TypeError: get_params() missing 1 required positional argument: ‘self’

On the line

`grid_result = grid)search.fit(X,y)`

is this because I have changed it to the regression model instead of the classification? How would I go about debugging this?Sorry to hear that.

Is your version of sklearn and xgboost up to date?

Hi Jason,

Ignore the last comment from Callum, I just missed out some brackets, I’ve got it working now, but have another error I think will be because its regression not classification.

No problem.

Remember to calculate error, not accuracy for regression.

Hi Jason,

I’m studying Xgboost with your pdf book.

I would like to ask about the number of n_estimator.

In my Xgboost model, as the number of n_estimator increase, the validation RMSE continues to decrease.

Some Xgboost-related documents recommend that the number of n_estimator should be less than 500.

How can I determine the number of n_estimator ?

I recommend increasing the n_estimators until the error levels out.

Thank you for your answer.

My boost model is regression model.

Thus, I have monitored the variation of training and validation RMSE in the model training.

I tried to increase the n_estimators until 10,000.

However, validation RMSE continued to decrease.

In that case, to prevent overffing, do I determine the n_estimators based on the degree of validation RMSE reduction?

Or should I continue to increase n_estimators as with your suggestion?

You cannot overfit by increasing n_estimators.

I recommend continue adding trees until you see no further decrease in RMSE.

I really appreciate your reply.

As I known, for an ideal model, the gap between training and validation RMSE should be small.

The reason I judge that overfitting occurs is because the difference between training and validation RMSE increases as n_estimators increase.

Do I need to increase the number of n_estimators constantly according to your reply even if the gap between raninng and Validation RMSE is large?

I’m sorry to ask too basic question.

I have a lot of questions because it is the first time to develop an ensemble model based on decision tree.

Thank you again for your kind answers.

If you are seeing overfitting, perhaps you can use early stopping against the validation dataset.

Thank you for fast reply.

In order to minimize the possibility of overfitting, I would like to make use of the difference ( (less than 1 % ) between the two RMSEs as a indicator of tree adding.

Is this standard reasonable

Use data to make decisions, perhaps test it?
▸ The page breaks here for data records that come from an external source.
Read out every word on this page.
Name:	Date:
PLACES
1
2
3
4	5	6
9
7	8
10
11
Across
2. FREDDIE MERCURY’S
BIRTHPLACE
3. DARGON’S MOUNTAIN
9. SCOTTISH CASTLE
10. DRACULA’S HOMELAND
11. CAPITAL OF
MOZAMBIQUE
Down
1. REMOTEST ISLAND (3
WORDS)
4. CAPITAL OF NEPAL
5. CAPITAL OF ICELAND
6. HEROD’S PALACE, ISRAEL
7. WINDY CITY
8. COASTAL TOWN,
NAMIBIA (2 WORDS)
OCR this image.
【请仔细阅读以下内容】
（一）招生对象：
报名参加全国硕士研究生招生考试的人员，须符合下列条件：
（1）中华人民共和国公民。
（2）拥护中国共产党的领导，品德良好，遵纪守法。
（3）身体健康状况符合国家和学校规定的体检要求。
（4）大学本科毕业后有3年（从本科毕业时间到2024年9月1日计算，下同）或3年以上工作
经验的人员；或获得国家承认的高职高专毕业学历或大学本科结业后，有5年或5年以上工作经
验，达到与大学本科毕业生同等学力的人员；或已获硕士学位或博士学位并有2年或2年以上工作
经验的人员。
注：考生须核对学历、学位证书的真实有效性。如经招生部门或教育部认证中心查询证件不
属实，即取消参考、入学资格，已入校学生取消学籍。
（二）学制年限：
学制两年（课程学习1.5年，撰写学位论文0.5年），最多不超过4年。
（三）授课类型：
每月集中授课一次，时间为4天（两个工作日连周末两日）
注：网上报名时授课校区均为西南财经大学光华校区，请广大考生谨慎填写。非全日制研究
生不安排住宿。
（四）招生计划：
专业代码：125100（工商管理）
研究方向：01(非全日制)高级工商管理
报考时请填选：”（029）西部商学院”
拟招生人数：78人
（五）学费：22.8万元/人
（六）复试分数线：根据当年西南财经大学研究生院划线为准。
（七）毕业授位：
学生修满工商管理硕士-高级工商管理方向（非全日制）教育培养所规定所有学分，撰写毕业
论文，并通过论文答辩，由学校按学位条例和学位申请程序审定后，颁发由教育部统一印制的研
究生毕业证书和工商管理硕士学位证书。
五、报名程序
Thanks for sharing this! Looks amazing 🙂

Just curious, do you think the program would train the models continuously in a warm-start fashion (for example for GBM with 50 trees, just add one more tree to a 49-tree model) or it basically retrain a model every time from ground zero? Sorry I’m a beginner in Python and its packages so haven’t really figured this out by myself from the source code.

You’re welcome.

The model is retrained from scratch each time. Training from a warm start would be preferred, it might be possible with the API but I have not investigated.

If you explore this approach, let me know!